И голова зачем повисла С какой-то грустью без конца?
(Поэма «Обрученные», 1885)
В этом «ряженье» смерти в одежды жизни и красоты, в этом дьявольском маскараде, нарушающем хрупкую границу между бытием и небытием, Андреевский усматривает мистическую загадку мироздания, «вопрос вопросов», который требует настоятельно разгадки. Недаром уже на закате своего творческого пути он напишет очень личную по тону и мрачную по смыслу «Книгу смерти» (издана после смерти автора в 1922 г.).
Тема смерти в творчестве поэтов «безвременья» часто сопрягается с темой красоты — и здесь, несомненно, сказывается влияние эстетики Бодлера. Впрочем, и у Бодлера, и, в значительной степени, у Андреевского изображение всякого рода аномалий и «гримас» жизни не является самоцелью и подчинено художественному постижению первооснов мира.
В творчестве современницы Андреевского поэтессы Лохвицкой нарушение всех «запретов» и «границ» вызвано откровенным протестом против «скуки» и «унынья» окружающей жизни, о чем она прямо и заявляет в программном итоговом стихотворении «В наши дни» (1898). Поэтесса не приемлет «срединного пути» ни в жизни, ни в искусстве. «Желаньям скромным» и «покою бесстрастья» своих современников она противопоставляет жажду «неизведанных ласк», «восторгов жадных», «могучих сил». «Солнца!., дайте мне солнца!.. Я к свету хочу!» — этот лирический порыв из стихотворения «К солнцу!» можно считать основным пафосом всего творчества поэтессы. Он пришелся явно ко времени, недаром К. Бальмонт вынес его в заглавие своего лучшего стихотворного сборника «Будем, как солнце», посвятив его именно Лохвицкой. В соответствии с этим пафосом поэтесса открыто декларирует свободу женского чувства, которому «нет пределов, нет границ»:
Ты был кроток и зол, ты был нежно-жесток. Очарованным сном усыпил и увлек,
Чтоб во сне, как в огне, замирать и гореть,
Умирая, ласкать — и от ласк умереть!
(«Песнь любви»)
Строчки, подобные этим, были неслыханно смелыми для «женской поэзии» XIX в. Они явно выбивались из привычного круга ее тем и мотивов, создавали совершенно новый характер лирической героини89.
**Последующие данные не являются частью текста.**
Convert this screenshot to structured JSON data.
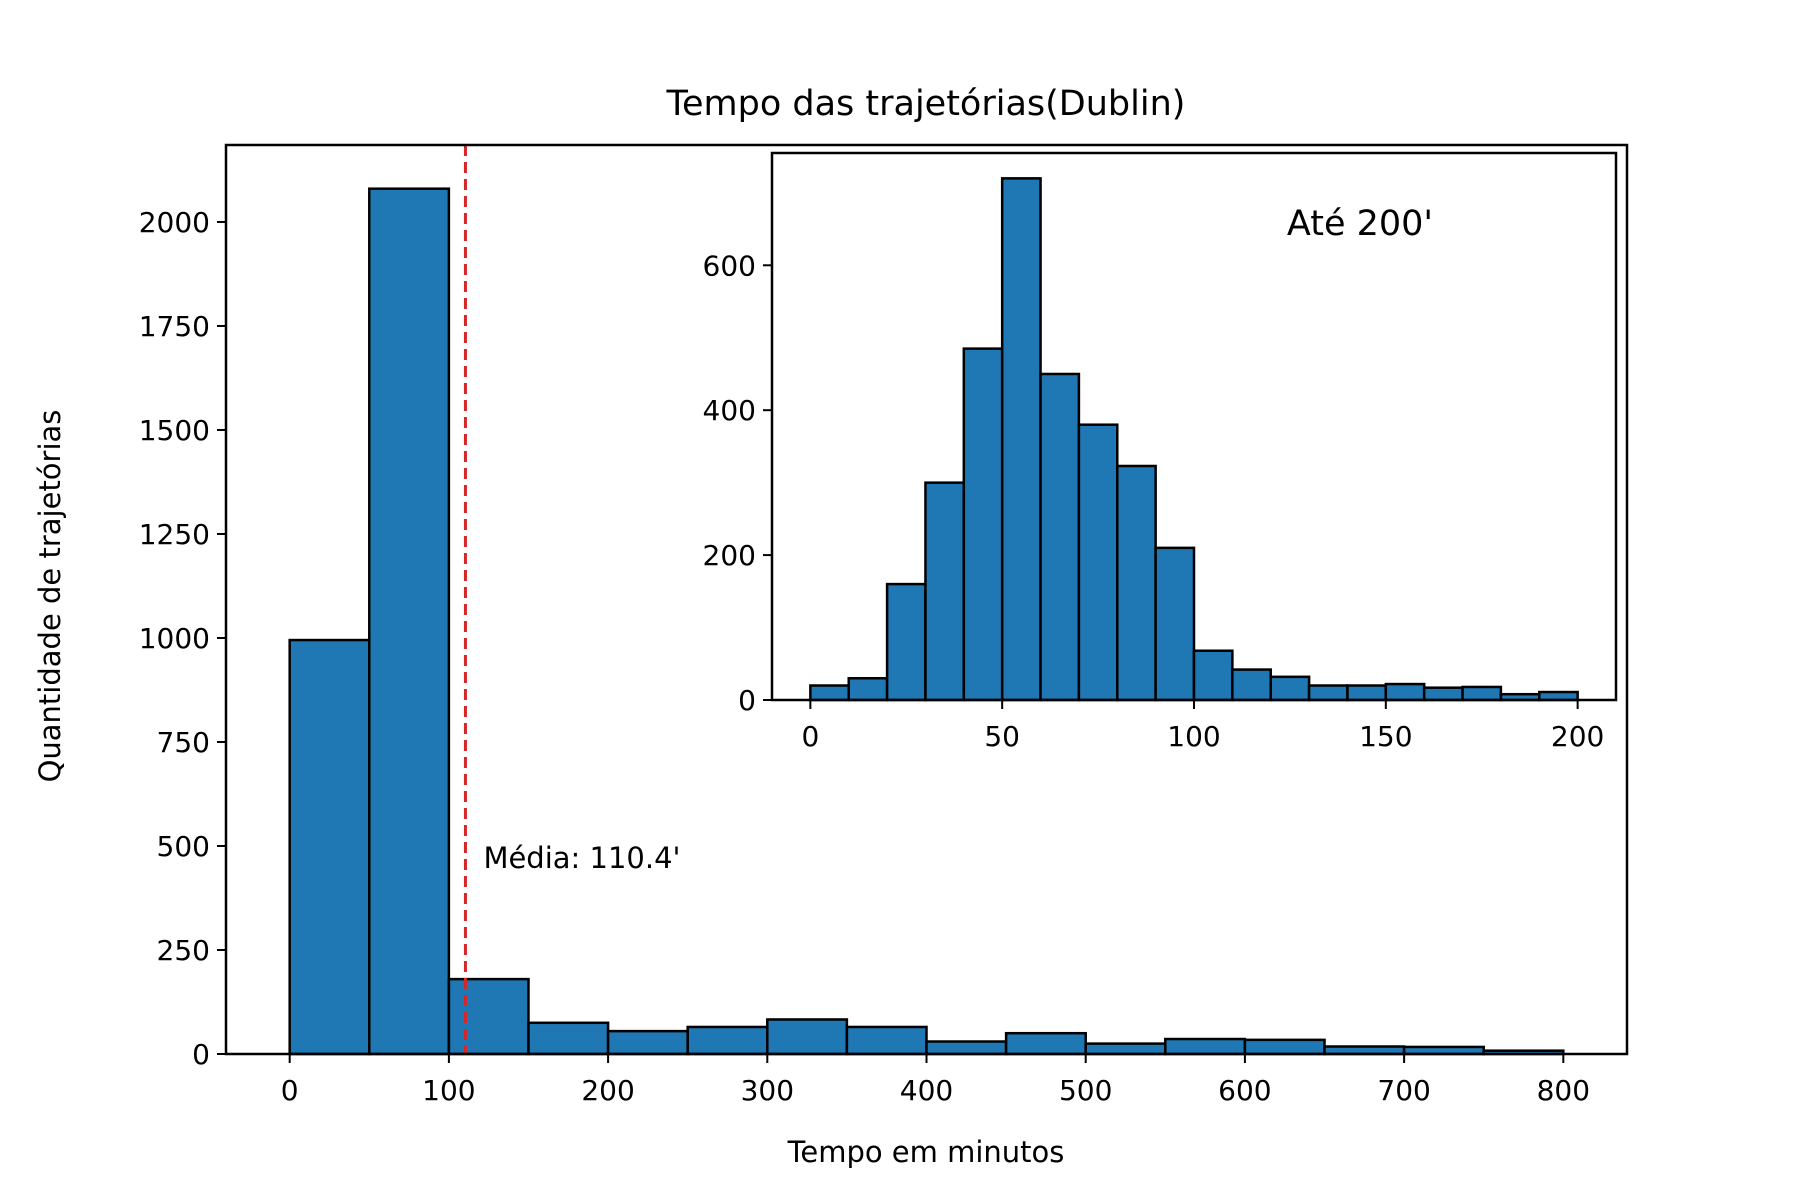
{
  "chart_data": [
    {
      "type": "bar",
      "role": "main-histogram",
      "title": "Tempo das trajetórias(Dublin)",
      "xlabel": "Tempo em minutos",
      "ylabel": "Quantidade de trajetórias",
      "bin_width": 50,
      "bins_start": [
        0,
        50,
        100,
        150,
        200,
        250,
        300,
        350,
        400,
        450,
        500,
        550,
        600,
        650,
        700,
        750
      ],
      "values": [
        995,
        2080,
        180,
        75,
        55,
        65,
        83,
        65,
        30,
        50,
        25,
        36,
        34,
        18,
        17,
        8
      ],
      "xlim": [
        -40,
        840
      ],
      "ylim": [
        0,
        2185
      ],
      "xticks": [
        "0",
        "100",
        "200",
        "300",
        "400",
        "500",
        "600",
        "700",
        "800"
      ],
      "yticks": [
        "0",
        "250",
        "500",
        "750",
        "1000",
        "1250",
        "1500",
        "1750",
        "2000"
      ],
      "mean_line": {
        "x": 110.4,
        "label": "Média: 110.4'",
        "color": "#d62728"
      },
      "bar_color": "#1f77b4",
      "edge_color": "#000000"
    },
    {
      "type": "bar",
      "role": "inset-histogram",
      "annotation": "Até 200'",
      "bin_width": 10,
      "bins_start": [
        0,
        10,
        20,
        30,
        40,
        50,
        60,
        70,
        80,
        90,
        100,
        110,
        120,
        130,
        140,
        150,
        160,
        170,
        180,
        190
      ],
      "values": [
        20,
        30,
        160,
        300,
        485,
        720,
        450,
        380,
        323,
        210,
        68,
        42,
        32,
        20,
        20,
        22,
        17,
        18,
        8,
        11
      ],
      "xlim": [
        -10,
        210
      ],
      "ylim": [
        0,
        755
      ],
      "xticks": [
        "0",
        "50",
        "100",
        "150",
        "200"
      ],
      "yticks": [
        "0",
        "200",
        "400",
        "600"
      ],
      "bar_color": "#1f77b4",
      "edge_color": "#000000"
    }
  ]
}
Критика много писала о Лохвицкой, причем одни осуждали вакхические вольности ее поэзии, а другие, напротив, ставили ей в заслугу дерзкую откровенность интимной лирики. Поэт Минский утверждал впоследствии: «Первоначальные стихотворения Лохвицкой отличаются жизнерадостностью, страстностью, вакхическим задором. Юная поэтесса порою казалась нескромной. Ее мечты и порывы — мало целомудренными. Но здесь, мне кажется, было гораздо больше искренности, чем нескромности»90. Вас.И. Немирович-Данченко, с которым Лохвицкую связывала почтительная дружба ученицы и учителя, окрашенная театральнопоэтической романтичностью, вспоминал о снисходительной оценке Л.Н. Толстого: «Молодым пьяным вином бьет. Уходится, остынет, и потекут чистые воды»91.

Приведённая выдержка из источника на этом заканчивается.